今の彼らは啓太率いるアパレント・アトムの怪人ではない。
『機天使』ウリエルに操られる使い捨ての道具であった。
彼らの返事に満足そうにうなずき返したウリエルは、彼らに指示を飛ばす。

「それじゃあ行こうか。おまえたちの組織と、その支配者の首を取りに、さ―――♪」

――――

そして時間は再び元に戻る。
舞台はエレメンタル・ガーディアン率いるメイド軍団と2代目エルカイザーがぶつかる平穏な町の住宅街。
2代目エルカイザーこと沢渡黒河は、行方不明となっていたエレメンタル・ガーディアンとの遭遇に普段の鉄面皮も忘れて動揺していた。

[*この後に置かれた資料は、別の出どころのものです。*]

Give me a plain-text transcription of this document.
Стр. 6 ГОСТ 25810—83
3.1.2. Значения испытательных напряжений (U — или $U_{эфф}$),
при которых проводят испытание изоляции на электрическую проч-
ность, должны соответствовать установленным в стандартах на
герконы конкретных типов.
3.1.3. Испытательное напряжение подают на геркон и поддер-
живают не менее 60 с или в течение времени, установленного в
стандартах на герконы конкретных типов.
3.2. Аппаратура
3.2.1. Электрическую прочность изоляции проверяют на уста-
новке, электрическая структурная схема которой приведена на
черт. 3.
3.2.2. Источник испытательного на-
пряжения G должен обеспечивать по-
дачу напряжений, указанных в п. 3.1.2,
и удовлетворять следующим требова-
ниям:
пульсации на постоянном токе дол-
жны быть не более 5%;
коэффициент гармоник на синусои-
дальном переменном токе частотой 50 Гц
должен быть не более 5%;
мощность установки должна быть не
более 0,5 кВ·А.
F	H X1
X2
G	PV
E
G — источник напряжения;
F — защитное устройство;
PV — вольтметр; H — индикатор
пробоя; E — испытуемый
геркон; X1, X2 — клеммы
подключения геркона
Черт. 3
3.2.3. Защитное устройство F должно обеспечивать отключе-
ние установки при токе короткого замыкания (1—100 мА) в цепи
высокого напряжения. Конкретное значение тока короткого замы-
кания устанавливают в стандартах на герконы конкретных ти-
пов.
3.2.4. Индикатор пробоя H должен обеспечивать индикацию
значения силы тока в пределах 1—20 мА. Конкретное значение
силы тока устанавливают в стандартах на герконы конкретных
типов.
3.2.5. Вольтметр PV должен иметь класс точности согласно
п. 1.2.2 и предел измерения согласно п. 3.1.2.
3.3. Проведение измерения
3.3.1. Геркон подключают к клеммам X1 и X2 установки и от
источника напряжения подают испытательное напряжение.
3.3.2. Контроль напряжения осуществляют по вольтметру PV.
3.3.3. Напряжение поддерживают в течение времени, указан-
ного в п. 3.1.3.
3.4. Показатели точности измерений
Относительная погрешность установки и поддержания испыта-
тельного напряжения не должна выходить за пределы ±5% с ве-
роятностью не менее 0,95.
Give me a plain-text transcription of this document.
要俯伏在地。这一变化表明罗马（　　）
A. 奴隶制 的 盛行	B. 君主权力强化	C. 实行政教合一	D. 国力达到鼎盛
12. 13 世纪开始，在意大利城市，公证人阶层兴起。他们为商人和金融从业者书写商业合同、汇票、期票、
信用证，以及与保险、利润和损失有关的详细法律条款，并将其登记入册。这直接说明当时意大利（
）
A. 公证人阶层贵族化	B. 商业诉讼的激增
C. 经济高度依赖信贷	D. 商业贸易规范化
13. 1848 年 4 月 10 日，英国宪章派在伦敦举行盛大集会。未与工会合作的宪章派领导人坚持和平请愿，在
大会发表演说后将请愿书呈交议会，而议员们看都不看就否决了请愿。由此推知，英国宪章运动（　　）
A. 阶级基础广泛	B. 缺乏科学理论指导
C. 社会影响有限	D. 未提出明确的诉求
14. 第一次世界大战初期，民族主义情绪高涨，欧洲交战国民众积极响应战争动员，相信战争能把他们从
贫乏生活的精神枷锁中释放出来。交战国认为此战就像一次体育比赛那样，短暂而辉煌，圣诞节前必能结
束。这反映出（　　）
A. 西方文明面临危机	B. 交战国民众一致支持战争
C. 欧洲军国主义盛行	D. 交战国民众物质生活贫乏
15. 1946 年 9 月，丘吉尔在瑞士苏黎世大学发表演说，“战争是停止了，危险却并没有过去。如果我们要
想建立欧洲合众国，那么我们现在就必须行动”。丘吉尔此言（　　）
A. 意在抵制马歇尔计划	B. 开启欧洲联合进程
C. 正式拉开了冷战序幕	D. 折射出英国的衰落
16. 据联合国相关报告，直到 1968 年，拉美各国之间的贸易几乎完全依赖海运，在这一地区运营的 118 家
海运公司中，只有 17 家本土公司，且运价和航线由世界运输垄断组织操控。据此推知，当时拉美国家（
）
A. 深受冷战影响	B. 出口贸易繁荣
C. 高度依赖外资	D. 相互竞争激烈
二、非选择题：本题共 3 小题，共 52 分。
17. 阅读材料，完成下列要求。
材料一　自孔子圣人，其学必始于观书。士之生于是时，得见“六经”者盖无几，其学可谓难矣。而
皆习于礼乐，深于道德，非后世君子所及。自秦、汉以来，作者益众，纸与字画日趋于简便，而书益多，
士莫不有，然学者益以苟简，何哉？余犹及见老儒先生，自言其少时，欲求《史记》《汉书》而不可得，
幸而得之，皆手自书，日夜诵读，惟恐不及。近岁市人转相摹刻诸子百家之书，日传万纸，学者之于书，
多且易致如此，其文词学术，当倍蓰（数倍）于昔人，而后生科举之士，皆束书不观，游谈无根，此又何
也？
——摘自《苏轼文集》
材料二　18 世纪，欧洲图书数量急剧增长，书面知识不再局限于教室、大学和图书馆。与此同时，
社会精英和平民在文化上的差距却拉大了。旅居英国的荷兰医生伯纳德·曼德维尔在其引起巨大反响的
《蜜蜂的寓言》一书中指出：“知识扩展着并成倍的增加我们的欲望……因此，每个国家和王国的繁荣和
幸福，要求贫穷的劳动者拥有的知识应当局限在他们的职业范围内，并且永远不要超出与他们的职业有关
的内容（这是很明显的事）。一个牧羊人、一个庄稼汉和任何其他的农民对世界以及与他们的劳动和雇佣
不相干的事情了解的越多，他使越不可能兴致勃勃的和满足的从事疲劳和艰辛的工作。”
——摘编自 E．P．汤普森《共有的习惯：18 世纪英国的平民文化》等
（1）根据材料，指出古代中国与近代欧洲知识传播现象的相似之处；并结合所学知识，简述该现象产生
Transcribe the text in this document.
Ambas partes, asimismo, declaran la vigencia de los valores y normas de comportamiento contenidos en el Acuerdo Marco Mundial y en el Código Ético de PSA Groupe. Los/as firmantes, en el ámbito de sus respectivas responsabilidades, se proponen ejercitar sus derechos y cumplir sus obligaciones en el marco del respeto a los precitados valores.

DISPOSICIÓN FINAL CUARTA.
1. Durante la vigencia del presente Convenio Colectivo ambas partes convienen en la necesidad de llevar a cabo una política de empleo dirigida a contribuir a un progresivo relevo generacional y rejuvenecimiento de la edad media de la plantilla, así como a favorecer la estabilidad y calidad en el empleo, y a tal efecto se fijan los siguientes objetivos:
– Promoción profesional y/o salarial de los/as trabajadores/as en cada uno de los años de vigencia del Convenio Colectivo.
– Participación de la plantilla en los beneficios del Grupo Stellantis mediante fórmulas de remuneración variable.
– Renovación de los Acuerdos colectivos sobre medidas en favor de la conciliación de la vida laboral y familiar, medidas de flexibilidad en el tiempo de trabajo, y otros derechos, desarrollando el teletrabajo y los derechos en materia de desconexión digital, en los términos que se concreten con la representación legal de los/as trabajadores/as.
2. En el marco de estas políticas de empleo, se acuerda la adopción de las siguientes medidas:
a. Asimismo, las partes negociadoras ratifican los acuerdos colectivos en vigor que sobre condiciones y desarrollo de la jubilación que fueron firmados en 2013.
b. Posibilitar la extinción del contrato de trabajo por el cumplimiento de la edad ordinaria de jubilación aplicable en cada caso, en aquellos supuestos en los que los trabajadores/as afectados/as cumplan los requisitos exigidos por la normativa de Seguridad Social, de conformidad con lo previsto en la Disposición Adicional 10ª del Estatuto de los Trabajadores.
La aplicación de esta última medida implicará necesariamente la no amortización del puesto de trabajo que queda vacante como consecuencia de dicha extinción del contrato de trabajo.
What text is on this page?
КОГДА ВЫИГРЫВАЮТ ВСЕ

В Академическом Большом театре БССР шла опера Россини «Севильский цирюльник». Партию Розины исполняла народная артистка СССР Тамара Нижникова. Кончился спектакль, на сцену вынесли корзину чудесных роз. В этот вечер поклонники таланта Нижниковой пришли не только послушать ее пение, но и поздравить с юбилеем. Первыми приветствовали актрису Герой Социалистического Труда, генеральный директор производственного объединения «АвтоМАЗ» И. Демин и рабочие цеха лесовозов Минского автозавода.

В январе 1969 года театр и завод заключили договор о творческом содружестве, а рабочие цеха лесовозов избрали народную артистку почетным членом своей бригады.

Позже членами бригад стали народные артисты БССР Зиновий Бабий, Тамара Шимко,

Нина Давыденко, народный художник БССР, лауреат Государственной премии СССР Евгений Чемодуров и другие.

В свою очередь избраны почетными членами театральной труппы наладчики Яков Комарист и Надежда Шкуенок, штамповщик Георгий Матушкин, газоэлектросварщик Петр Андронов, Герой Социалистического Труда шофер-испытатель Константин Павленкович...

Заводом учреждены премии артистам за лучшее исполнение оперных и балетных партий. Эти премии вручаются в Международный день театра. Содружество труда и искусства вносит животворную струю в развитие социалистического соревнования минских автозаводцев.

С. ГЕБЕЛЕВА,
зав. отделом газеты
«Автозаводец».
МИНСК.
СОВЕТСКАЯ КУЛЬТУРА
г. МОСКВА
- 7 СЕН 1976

(エレメンタル・・・ガーディアンだと!?まさか正義の味方を洗脳するとは・・・。
 この街を支配しているのは伊達ではない、というところか・・・?)

だがさすがは伝説の英雄ゴルディアースにその才能を見出されたヒーロー。
時間の経過とともに動揺していた心は見る見るうちに平静さを取り戻していった。
味方であろうが何だろうが、自分の行く手を遮る以上は敵以外の何物でもない。
ならば敵はすべて切り伏せるのみ。
あっという間に心を静めた黒河の身体が、黒い光に覆われていく。
その光が消え去ったとき、そこに立っていたのは警官『沢渡黒河』ではなく、正義の味方『2代目斬魔大帝エルカイザー』その人であった。
さあ悪を滅しようと右手を得物に伸ばしかけたその時だった。
湖面のように落ち着きを取り戻した心に新たな波紋を呼び起こす小石が投げ入れられた。
それは差出人不明の連絡メール。書かれていた内容は以下の通りであった。

『君の探している組織の首領、初代のかたきは大学にいる。
 かたき討ちの手筈はこちらで整えるので、そちらは安心して正義を行使するべし。
                               ――――おせっかいな支援者より』

そのメールを見たとき、2代目は動揺を相手に悟られないようにするのに必死だった。
何しろ正義の味方に通信しただけでなく、こちらの状況、目的まで正確に知っていたのだから。
この『おせっかいな支援者』と名乗るものが正義の味方の関係者であることは間違いない。
でなければ通信してくるなんてできないのだから。
だが―――なぜこの人物は自分の正体を隠す?
なぜわざわざ自分に手柄をよこすようなマネをする?
疑問は疑問を呼び、2代目エルカイザーの心に次々と波紋を立てていく。
しかしエルカイザーはすぐにそれ以上考えることをやめた。
今考えるべきなのは、そんなことではないからだ。
今エルカイザーのなすべきこと。それは目の前の障害を排し、初代のやり残した仕事を完遂することだ。
それが2代目の生きる理由。存在する理由であった。
再び落ち着きを取り戻した2代目は、どこからともなく、手品のように長刀を取り出して戦闘態勢を取る。
そして相手が口を開くより先に最速の一撃を食らわせるべく、一気にその間合いを詰めた。